Note, when you create a conda environment using -n, the environment will typically be stored in your home directory. However, because the databases can be large, you might prefer to instead setup the conda environment somewhere else with more space on your system using -p. For instance, conda create -p /path/to/drive_with_more_space/zol_conda_env/ -c conda-forge -c bioconda zol. Then, next time around you would simply activate this environment by providing the path to it: conda activate /path/to/drive_with_more_space/zol_conda_env/

Docker:

Requires docker to be installed on your system!

To keep the Docker image size relatively low (currently ~8GB), only the PGAP database is included.

# get wrapper script from GitHub
wget https://raw.githubusercontent.com/Kalan-Lab/zol/main/docker/run_ZOL.sh

# change permissions to allow execution
chmod a+x ./run_ZOL.sh

# run script
./run_ZOL.sh

Conda Manual:

# 1. clone Git repo and change directories into it!
git clone https://github.com/Kalan-Lab/zol
cd zol/

# 2. create conda environment using yaml file and activate it!
conda env create -f zol_env.yml -n zol_env
conda activate zol_env

# 3. complete python installation with the following commands:
python setup.py install
pip install -e .

# 4. depending on internet speed, this can take 20-30 minutes
# end product will be 28 GB! You can also run in minimal mode
# (which will only download PGAP HMM models < 5 GB) using -m.
# within zol Git repo with conda environment activated, run:
setup_annotation_dbs.py

Test case:

Following installation, you can run a provided test case focused on a subset of Enterococcal polysaccharide antigen instances in E. faecalis and E. faecium as such:

Bioconda:

# download test data tar.gz and bash script for running tests
wget https://github.com/Kalan-Lab/zol/raw/main/test_case.tar.gz
wget https://raw.githubusercontent.com/Kalan-Lab/zol/main/run_tests.sh

# run bash-based testing script
bash run_tests.sh

Docker:

# download test scripts from (bash script which you can reference for learning how to run zol).
wget https://raw.githubusercontent.com/Kalan-Lab/zol/main/docker/test_docker.sh

# change permissions to allow execution
chmod a+x ./test_docker.sh

# run tests
./test_docker.sh

Note, the script test_docker.sh must be run in the same folder as run_ZOL.sh!

Conda Manual:

Within the zol GitHub repo, run the following:

bash run_tests.sh

License:

BSD 3-Clause License

Copyright (c) 2023, Kalan-Lab
All rights reserved.

Redistribution and use in source and binary forms, with or without
modification, are permitted provided that the following conditions are met:

1. Redistributions of source code must retain the above copyright notice, this
   list of conditions and the following disclaimer.
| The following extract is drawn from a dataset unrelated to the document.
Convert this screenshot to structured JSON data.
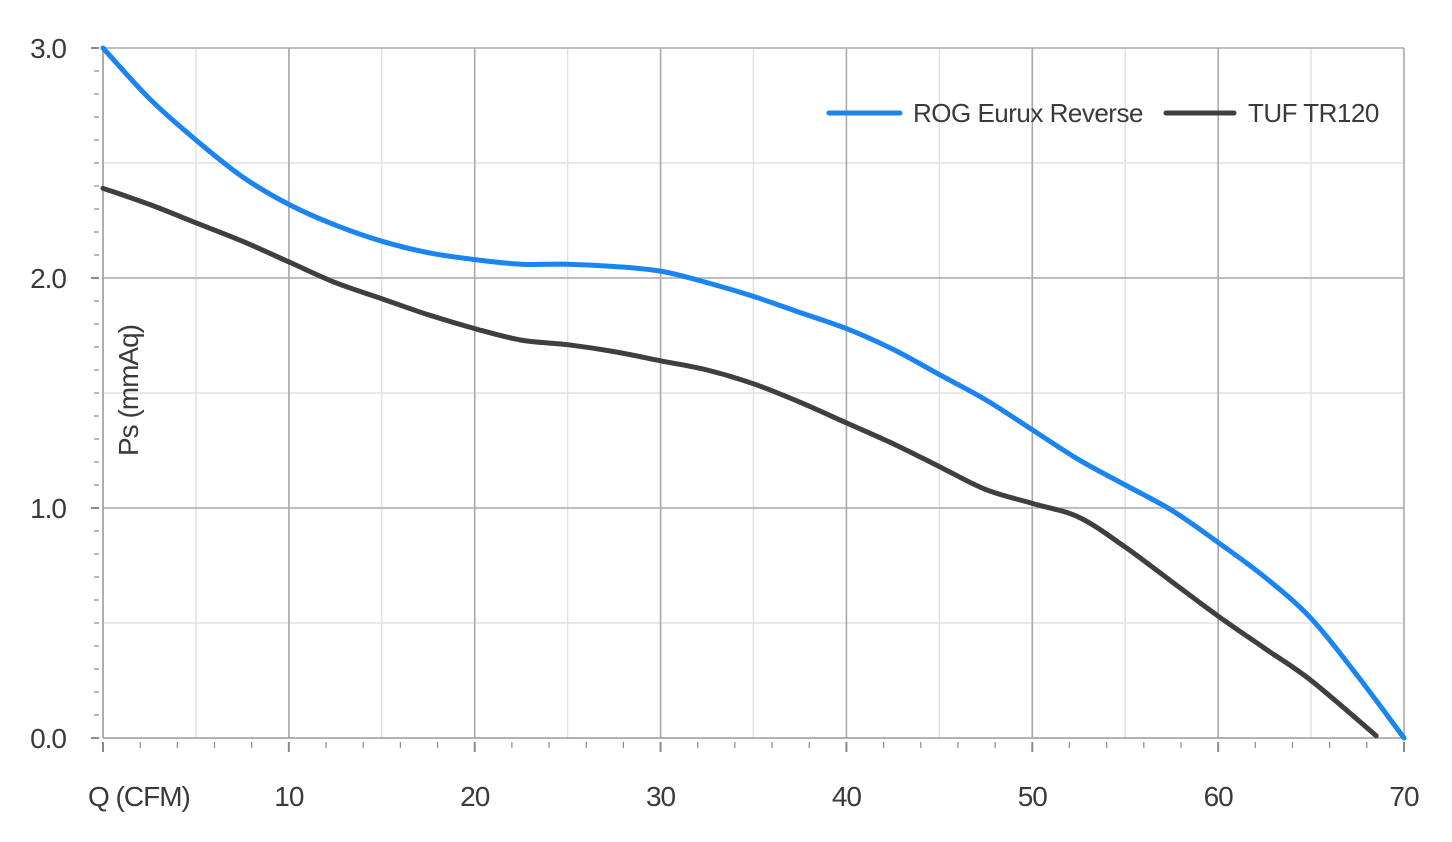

2. Redistributions in binary form must reproduce the above copyright notice,
   this list of conditions and the following disclaimer in the documentation
   and/or other materials provided with the distribution.
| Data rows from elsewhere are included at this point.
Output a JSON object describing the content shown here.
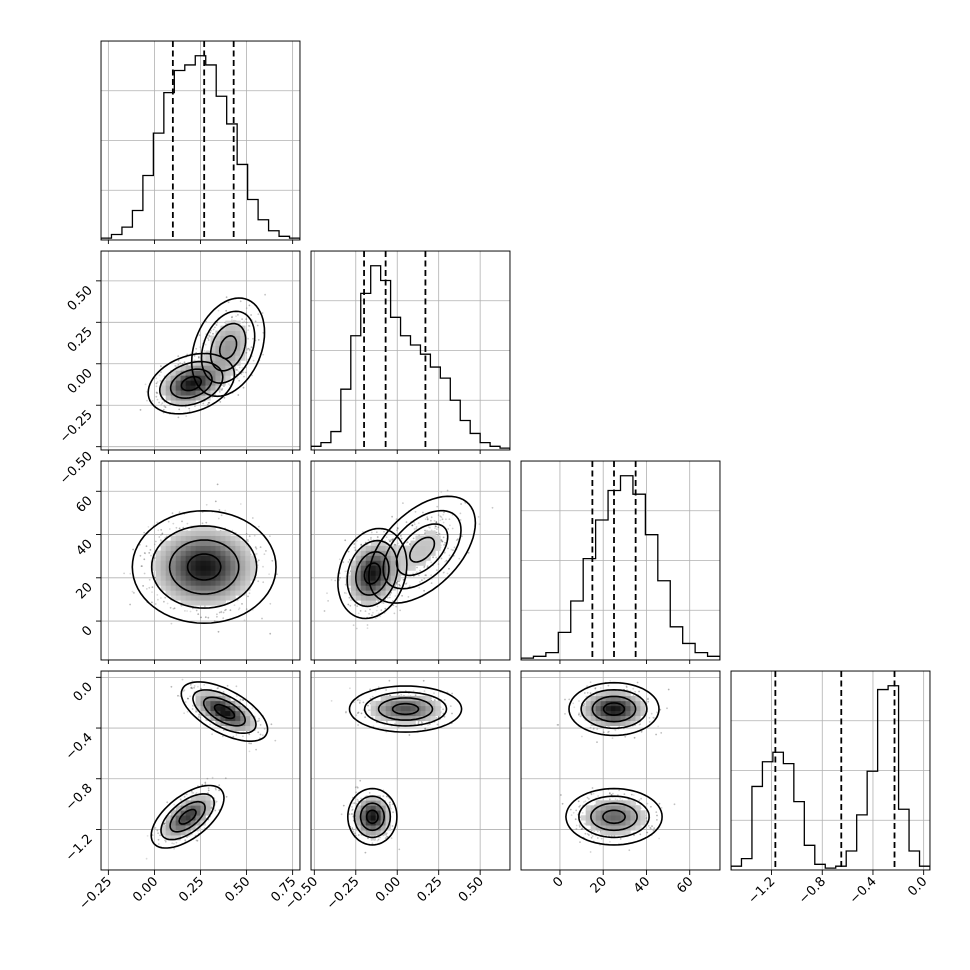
{
  "chart_data": {
    "type": "corner",
    "grid": true,
    "parameters": [
      {
        "index": 0,
        "range": [
          -0.29,
          0.79
        ],
        "ticks": [
          "−0.25",
          "0.00",
          "0.25",
          "0.50",
          "0.75"
        ],
        "tick_values": [
          -0.25,
          0.0,
          0.25,
          0.5,
          0.75
        ],
        "quantiles": [
          0.1,
          0.27,
          0.43
        ]
      },
      {
        "index": 1,
        "range": [
          -0.52,
          0.68
        ],
        "ticks": [
          "−0.50",
          "−0.25",
          "0.00",
          "0.25",
          "0.50"
        ],
        "tick_values": [
          -0.5,
          -0.25,
          0.0,
          0.25,
          0.5
        ],
        "quantiles": [
          -0.2,
          -0.07,
          0.17
        ]
      },
      {
        "index": 2,
        "range": [
          -18,
          74
        ],
        "ticks": [
          "0",
          "20",
          "40",
          "60"
        ],
        "tick_values": [
          0,
          20,
          40,
          60
        ],
        "quantiles": [
          15,
          25,
          35
        ]
      },
      {
        "index": 3,
        "range": [
          -1.52,
          0.05
        ],
        "ticks": [
          "−1.2",
          "−0.8",
          "−0.4",
          "0.0"
        ],
        "tick_values": [
          -1.2,
          -0.8,
          -0.4,
          0.0
        ],
        "quantiles": [
          -1.17,
          -0.65,
          -0.23
        ]
      }
    ],
    "histograms": [
      {
        "param": 0,
        "counts": [
          1,
          3,
          7,
          16,
          35,
          58,
          80,
          92,
          95,
          100,
          95,
          78,
          63,
          41,
          22,
          11,
          5,
          2,
          1
        ]
      },
      {
        "param": 1,
        "counts": [
          2,
          4,
          10,
          33,
          62,
          85,
          100,
          92,
          72,
          62,
          57,
          52,
          45,
          39,
          27,
          16,
          9,
          4,
          2,
          1
        ]
      },
      {
        "param": 2,
        "counts": [
          1,
          2,
          4,
          15,
          32,
          55,
          76,
          92,
          100,
          90,
          68,
          43,
          18,
          9,
          4,
          2
        ]
      },
      {
        "param": 3,
        "counts": [
          2,
          6,
          44,
          57,
          62,
          56,
          36,
          13,
          3,
          1,
          2,
          10,
          29,
          52,
          95,
          97,
          32,
          10,
          2
        ]
      }
    ],
    "pairs": [
      {
        "x": 0,
        "y": 1,
        "components": [
          {
            "weight": 0.6,
            "mx": 0.2,
            "my": -0.12,
            "sx": 0.09,
            "sy": 0.07,
            "rho": 0.3
          },
          {
            "weight": 0.4,
            "mx": 0.4,
            "my": 0.1,
            "sx": 0.08,
            "sy": 0.12,
            "rho": 0.3
          }
        ]
      },
      {
        "x": 0,
        "y": 2,
        "components": [
          {
            "weight": 1.0,
            "mx": 0.27,
            "my": 25,
            "sx": 0.15,
            "sy": 10,
            "rho": 0.0
          }
        ]
      },
      {
        "x": 1,
        "y": 2,
        "components": [
          {
            "weight": 0.65,
            "mx": -0.15,
            "my": 22,
            "sx": 0.08,
            "sy": 8,
            "rho": 0.2
          },
          {
            "weight": 0.35,
            "mx": 0.15,
            "my": 33,
            "sx": 0.13,
            "sy": 10,
            "rho": 0.5
          }
        ]
      },
      {
        "x": 0,
        "y": 3,
        "components": [
          {
            "weight": 0.55,
            "mx": 0.38,
            "my": -0.27,
            "sx": 0.09,
            "sy": 0.09,
            "rho": -0.6
          },
          {
            "weight": 0.45,
            "mx": 0.18,
            "my": -1.1,
            "sx": 0.08,
            "sy": 0.1,
            "rho": 0.6
          }
        ]
      },
      {
        "x": 1,
        "y": 3,
        "components": [
          {
            "weight": 0.55,
            "mx": 0.05,
            "my": -0.25,
            "sx": 0.13,
            "sy": 0.07,
            "rho": 0.0
          },
          {
            "weight": 0.45,
            "mx": -0.15,
            "my": -1.1,
            "sx": 0.06,
            "sy": 0.09,
            "rho": 0.0
          }
        ]
      },
      {
        "x": 2,
        "y": 3,
        "components": [
          {
            "weight": 0.55,
            "mx": 25,
            "my": -0.25,
            "sx": 8,
            "sy": 0.08,
            "rho": 0.0
          },
          {
            "weight": 0.45,
            "mx": 25,
            "my": -1.1,
            "sx": 9,
            "sy": 0.09,
            "rho": 0.0
          }
        ]
      }
    ]
  }
}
3. Neither the name of the copyright holder nor the names of its
   contributors may be used to endorse or promote products derived from
   this software without specific prior written permission.

THIS SOFTWARE IS PROVIDED BY THE COPYRIGHT HOLDERS AND CONTRIBUTORS "AS IS"
AND ANY EXPRESS OR IMPLIED WARRANTIES, INCLUDING, BUT NOT LIMITED TO, THE
IMPLIED WARRANTIES OF MERCHANTABILITY AND FITNESS FOR A PARTICULAR PURPOSE ARE
DISCLAIMED. IN NO EVENT SHALL THE COPYRIGHT HOLDER OR CONTRIBUTORS BE LIABLE
FOR ANY DIRECT, INDIRECT, INCIDENTAL, SPECIAL, EXEMPLARY, OR CONSEQUENTIAL
DAMAGES (INCLUDING, BUT NOT LIMITED TO, PROCUREMENT OF SUBSTITUTE GOODS OR
SERVICES; LOSS OF USE, DATA, OR PROFITS; OR BUSINESS INTERRUPTION) HOWEVER
CAUSED AND ON ANY THEORY OF LIABILITY, WHETHER IN CONTRACT, STRICT LIABILITY,
OR TORT (INCLUDING NEGLIGENCE OR OTHERWISE) ARISING IN ANY WAY OUT OF THE USE
OF THIS SOFTWARE, EVEN IF ADVISED OF THE POSSIBILITY OF SUCH DAMAGE.